A research study conducted by the non-governmental organisations (NGOs) Satark Nagrik Sangathan (SNS) and Centre for Equity Studies, on the orders of the Central Information Commission (CIC), has revealed serious shortcomings in the working of the Right to Information (RTI) Act, 2005.

The study, which analysed 549 orders of the CIC from January 1 to March 31 this year, found that 7 per cent of the orders contained deficiencies in terms of not recording critical facts such as information sought by the appellant/complainant. The study, however, recorded that this was an improvement over the finding for the 2013-2016 period when 63 per cent of the orders did not describe the information sought.

The study found that in several cases where information was denied, the orders were not adequately reasoned and, therefore, fell under the category of non-speaking orders. The orders denying information ought to explain why a particular exemption from disclosure was valid. People had a right to know not just the decision but also the basis of the decision. The study pointed out that whereas information-seekers and public authorities concerned were “affected persons”, the decisions of the CIC often had far-reaching consequences on the public’s right to access information. Therefore, passing a non-speaking order, which only records the decision of the I.C. (Information Commissioner) and does not provide the reasons for the decisions or other relevant details, is a violation of people’s right to information and goes against the fundamental principles of transparency, the study observed.

Secondly, the study found that on average, the CIC took 319 days to hear and give an order on an appeal/complaint from the date when it was filed before the commission. The time taken by the CIC ranged from disposal within 36 days of a case being filed to 862 days or nearly two and a half years. The study, however, could not fathom the reasons for this large variation in the disposal time. Inordinate delays made the law meaningless for its users, the study pointed out.

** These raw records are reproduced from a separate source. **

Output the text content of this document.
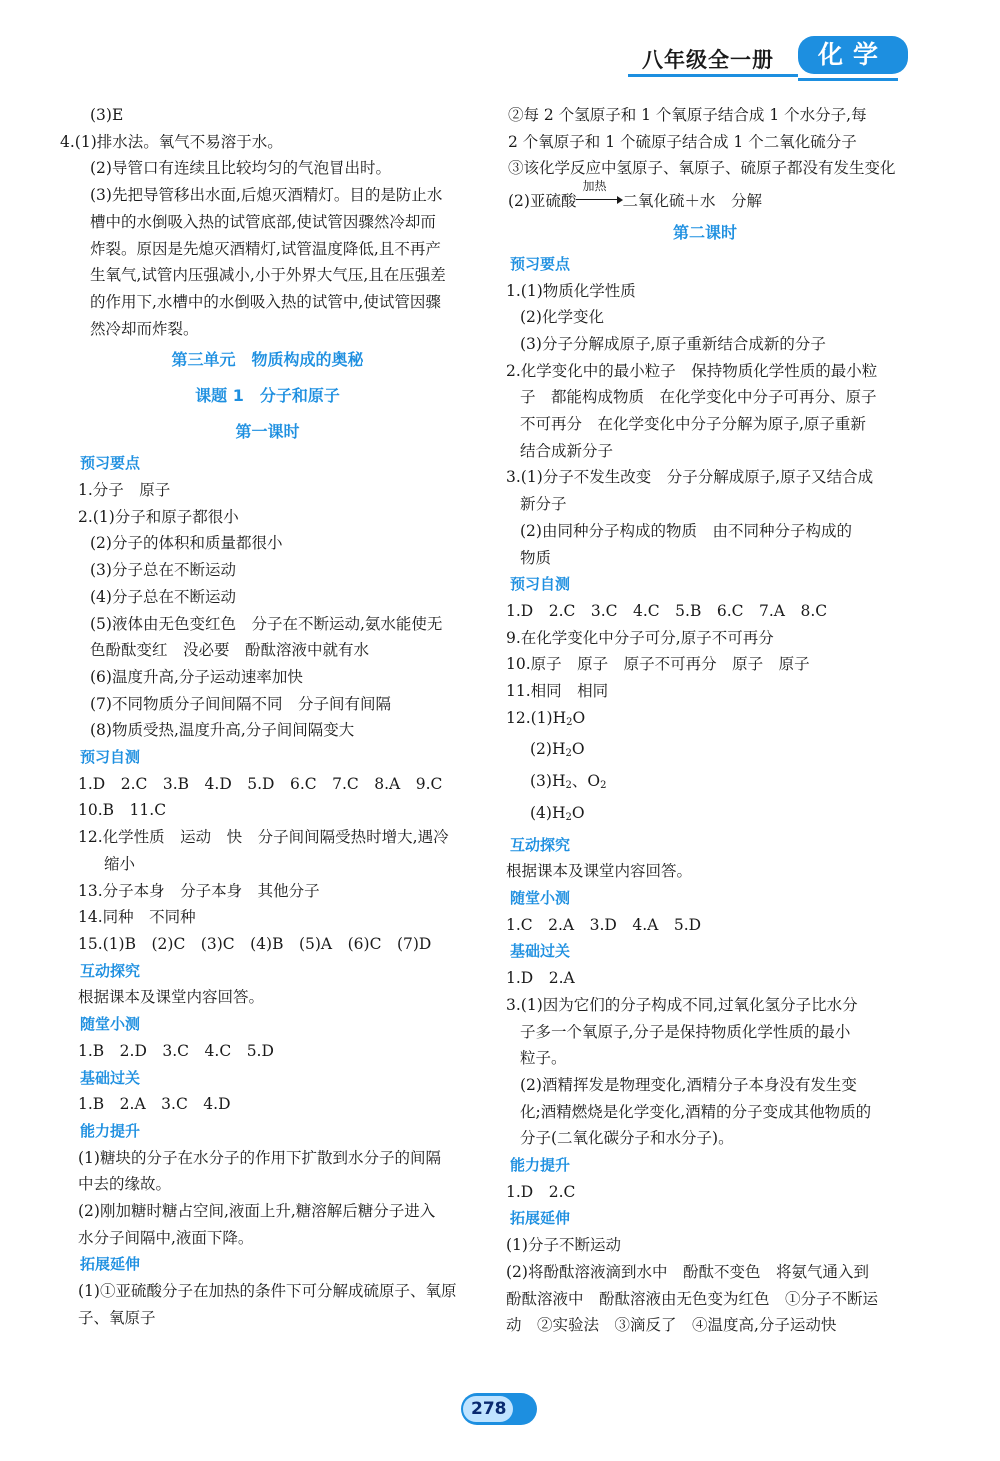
八年级全一册	化学
(3)E
4.(1)排水法。氧气不易溶于水。
(2)导管口有连续且比较均匀的气泡冒出时。
(3)先把导管移出水面,后熄灭酒精灯。目的是防止水
槽中的水倒吸入热的试管底部,使试管因骤然冷却而
炸裂。原因是先熄灭酒精灯,试管温度降低,且不再产
生氧气,试管内压强减小,小于外界大气压,且在压强差
的作用下,水槽中的水倒吸入热的试管中,使试管因骤
然冷却而炸裂。
第三单元　物质构成的奥秘
课题 1　分子和原子
第一课时
预习要点
1.分子　原子
2.(1)分子和原子都很小
(2)分子的体积和质量都很小
(3)分子总在不断运动
(4)分子总在不断运动
(5)液体由无色变红色　分子在不断运动,氨水能使无
色酚酞变红　没必要　酚酞溶液中就有水
(6)温度升高,分子运动速率加快
(7)不同物质分子间间隔不同　分子间有间隔
(8)物质受热,温度升高,分子间间隔变大
预习自测
1.D　2.C　3.B　4.D　5.D　6.C　7.C　8.A　9.C
10.B　11.C
12.化学性质　运动　快　分子间间隔受热时增大,遇冷
缩小
13.分子本身　分子本身　其他分子
14.同种　不同种
15.(1)B　(2)C　(3)C　(4)B　(5)A　(6)C　(7)D
互动探究
根据课本及课堂内容回答。
随堂小测
1.B　2.D　3.C　4.C　5.D
基础过关
1.B　2.A　3.C　4.D
能力提升
(1)糖块的分子在水分子的作用下扩散到水分子的间隔
中去的缘故。
(2)刚加糖时糖占空间,液面上升,糖溶解后糖分子进入
水分子间隔中,液面下降。
拓展延伸
(1)①亚硫酸分子在加热的条件下可分解成硫原子、氧原
子、氧原子
②每 2 个氢原子和 1 个氧原子结合成 1 个水分子,每
2 个氧原子和 1 个硫原子结合成 1 个二氧化硫分子
③该化学反应中氢原子、氧原子、硫原子都没有发生变化
(2)亚硫酸
加热
二氧化硫＋水　分解
第二课时
预习要点
1.(1)物质化学性质
(2)化学变化
(3)分子分解成原子,原子重新结合成新的分子
2.化学变化中的最小粒子　保持物质化学性质的最小粒
子　都能构成物质　在化学变化中分子可再分、原子
不可再分　在化学变化中分子分解为原子,原子重新
结合成新分子
3.(1)分子不发生改变　分子分解成原子,原子又结合成
新分子
(2)由同种分子构成的物质　由不同种分子构成的
物质
预习自测
1.D　2.C　3.C　4.C　5.B　6.C　7.A　8.C
9.在化学变化中分子可分,原子不可再分
10.原子　原子　原子不可再分　原子　原子
11.相同　相同
$12.(1)H_2O$
$(2)H_2O$
$(3)H_2$、$O_2$
$(4)H_2O$
互动探究
根据课本及课堂内容回答。
随堂小测
1.C　2.A　3.D　4.A　5.D
基础过关
1.D　2.A
3.(1)因为它们的分子构成不同,过氧化氢分子比水分
子多一个氧原子,分子是保持物质化学性质的最小
粒子。
(2)酒精挥发是物理变化,酒精分子本身没有发生变
化;酒精燃烧是化学变化,酒精的分子变成其他物质的
分子(二氧化碳分子和水分子)。
能力提升
1.D　2.C
拓展延伸
(1)分子不断运动
(2)将酚酞溶液滴到水中　酚酞不变色　将氨气通入到
酚酞溶液中　酚酞溶液由无色变为红色　①分子不断运
动　②实验法　③滴反了　④温度高,分子运动快
278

While the law envisages a fixed time limit for the disposal of cases by the Principal Information Officers (PIOs), the study recorded that violations of the Act by the PIOs in this regard were not penalised, and in the meantime the PIOs retired, making it impossible for the penalty to be levied on them. Besides, the study found that the I.Cs imposed a penalty in only an extremely small fraction of the cases, in which penalty of up to Rs.25,000 was imposable on the erring PIOs. An average of 56 per cent of the orders recorded one or more violations by the PIOs, on the grounds listed under the Act. The non-imposition of penalty promoted a culture of impunity, the study pointed out. It estimated that a loss of Rs.203 crore was caused annually by the I.Cs not imposing penalties as required under the law.

Nearly 25,000 appeals/complaints have been pending with the CIC since January 1. A major reason is the non-filling of vacancies in the CIC. There are only seven commissioners at present, and with four commissioners, including the CIC, set to retire by December 1, the pendency of cases will become acute.

Further, the study found that more than 60 per cent of the denials of information by the CIC were in violation of the RTI Act. These denials were on the basis of exemptions citing grounds which were not provided in the Act.

The study recorded a disturbing finding of gender imbalance in the access to information under the Act. While 91 per cent of the appeals/complaints were filed by men, only nine per cent were by women.

Lastly, it found that in 44 per cent of the RTI applications, the information that was sought, at least a part of the information if not all of it, was such that it should have been made public proactively without anyone applying for it.